(Un)Systemized

11 juin 2025 – 30 juin 2025

Vernissage le mercredi 11 juin à partir de 18h

Artistes: Liu Guangli & Wu Huimin | Thomas Garnier | So Kanno

Curatrice: Paula Zeng

         L’horizon vacille. L’orientation est devenue désorientation.
         — Hito Steyerl, In Free Fall: A Thought Experiment on Vertical Perspective*

espace temps présente : (Un)Systemized, exposition collective du 11 au 30 juin 2025, réunissant les œuvres récentes de quatre artistes : les deux artistes chinois Liu Guangli et Wu Huimin, basé à France, l’artiste français Thomas Garnier, et l’artiste japonais So Kanno, basé à Berlin.
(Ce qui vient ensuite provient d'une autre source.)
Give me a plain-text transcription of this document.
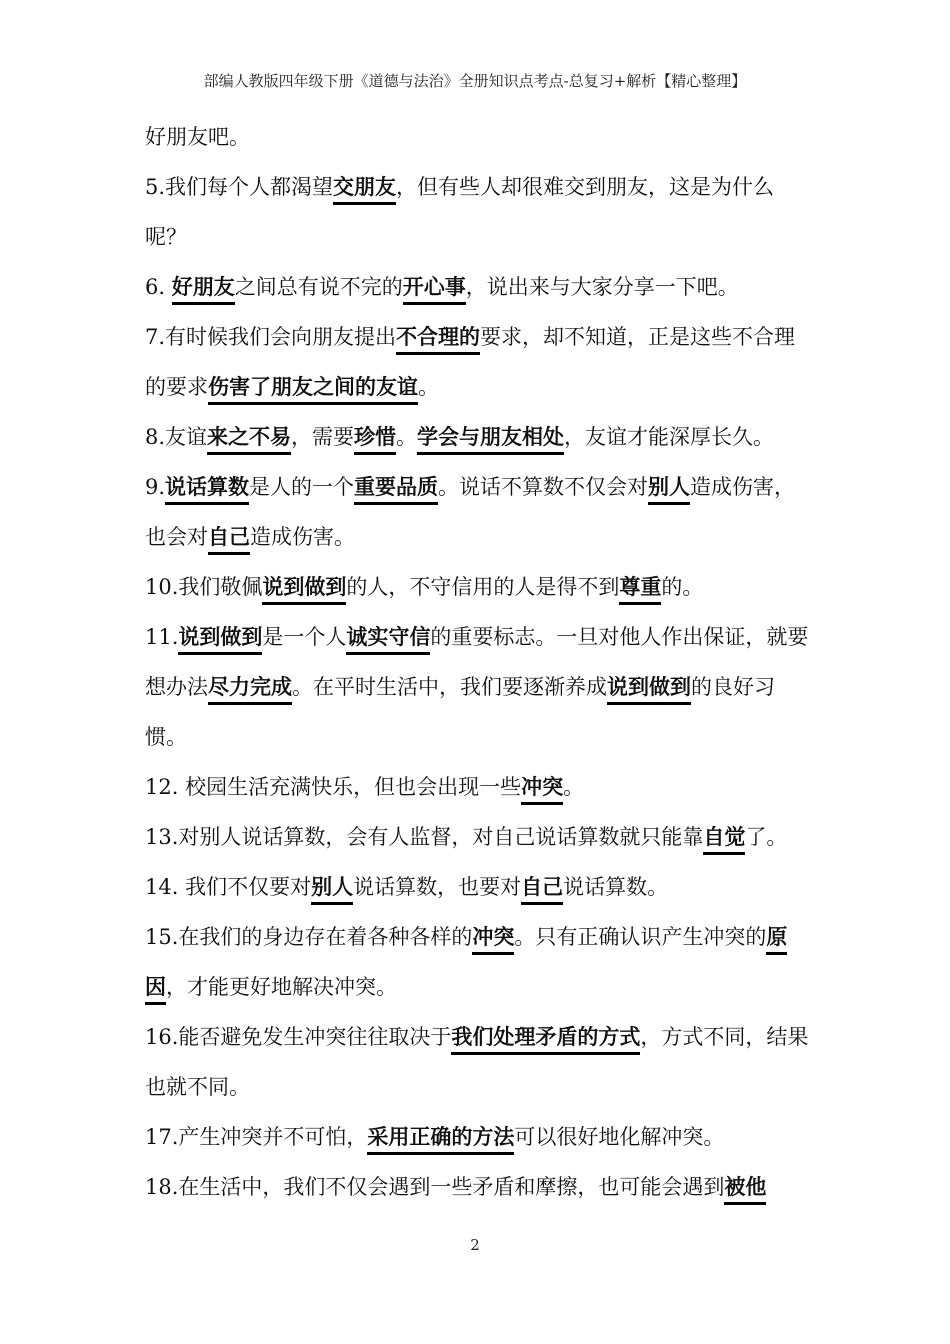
部编人教版四年级下册《道德与法治》全册知识点考点-总复习+解析【精心整理】

好朋友吧。

5.我们每个人都渴望交朋友，但有些人却很难交到朋友，这是为什么呢？

6. 好朋友之间总有说不完的开心事，说出来与大家分享一下吧。

7.有时候我们会向朋友提出不合理的要求，却不知道，正是这些不合理的要求伤害了朋友之间的友谊。

8.友谊来之不易，需要珍惜。学会与朋友相处，友谊才能深厚长久。

9.说话算数是人的一个重要品质。说话不算数不仅会对别人造成伤害，也会对自己造成伤害。

10.我们敬佩说到做到的人，不守信用的人是得不到尊重的。

11.说到做到是一个人诚实守信的重要标志。一旦对他人作出保证，就要想办法尽力完成。在平时生活中，我们要逐渐养成说到做到的良好习惯。

12. 校园生活充满快乐，但也会出现一些冲突。

13.对别人说话算数，会有人监督，对自己说话算数就只能靠自觉了。

14. 我们不仅要对别人说话算数，也要对自己说话算数。

15.在我们的身边存在着各种各样的冲突。只有正确认识产生冲突的原因，才能更好地解决冲突。

16.能否避免发生冲突往往取决于我们处理矛盾的方式，方式不同，结果也就不同。

17.产生冲突并不可怕，采用正确的方法可以很好地化解冲突。

18.在生活中，我们不仅会遇到一些矛盾和摩擦，也可能会遇到被他

2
Dans un monde régi par les algorithmes et l’automatisation, la systématisation agit comme un pouvoir invisible — fluide, tentaculaire, omniprésent. (Un)Systemized interroge cette tension entre contrôle et déraillement, entre organisation apparente et désordre latent. À l’intérieur de cet équilibre instable, faire sens devient un acte ambigu : entre raisonnement analytique et projections sensibles, l’interprétation elle-même devient outil de transformation du réel. Face à l’émergence de nouveaux systèmes dits « intelligents » qui interfacent notre perception de l’information, et par conséquent celle du monde, les structures forgées par l’humanité, qu’elles soient politiques, technologiques ou symboliques, vacillent, mutent ou s’effondrent. Dans ce temps comprimé où le passé, le présent et le futur se confondent, où le naturel et l’artificiel se superposent, nos repères s’étiolent. Qui sommes-nous dans ce monde où les seuils s’effacent ?

Les quatre artistes de cette exposition œuvrent à la croisée de plusieurs disciplines, intégrant l’intelligence artificielle, l’impression 3D, la programmation robotique. Leurs propositions explorent, avec des langages plastiques variés, les tensions contemporaines liées à la perception, au pouvoir et à la technologie. Chaque œuvre devient ainsi un capteur de l’invisible, une forme d’alerte ou de rituel dans un monde en mutation.

L’exposition s’ouvre sur Seeing Silence (2025), une installation vidéo de Liu Guangli et Wu Huimin, à partir d’un examen de l’évolution des infrastructures énergétiques, croisant les récits techniques à la poésie visuelle des explosions au ralenti. On y observe la lente autodestruction d’objets électroniques : disjoncteurs, circuits, câblages — témoins d’un monde saturé par ses propres dispositifs. L’image, étirée image par image, engendre une esthétique de la ruine : une archéologie inversée où les cendres dessinent l’amorce d’un futur incertain. Entre les composants pulvérisés, surgit l’idée d’un sol en gestation, d’un désordre fertile. Cette destruction devient acte de résistance, refus d’un système de contrôle opaque.

Dans un dialogue silencieux, les œuvres sculpturales de Thomas Garnier prolongent cette réflexion sur la ruine et la mutation. Ses architectures imaginaires, dérivées de formes classiques ou industrielles, se présentent comme des vestiges d’un monde parallèle. Dans Exuviae I-III, la colonne effondrée devient icône d’un temps aboli : sa surface est érodée artificiellement, révélant en son cœur une structure filaire, légère, presque numérique — squelette fragile d’un monde révolu ou à venir. Dans Liminiarium(alpha), un dispositif mécanique met en mouvement une suite d’arches imprimées en 3D, en perpétuelle reconfiguration. Le passage devient seuil mouvant, paysage d’un éternel recommencement.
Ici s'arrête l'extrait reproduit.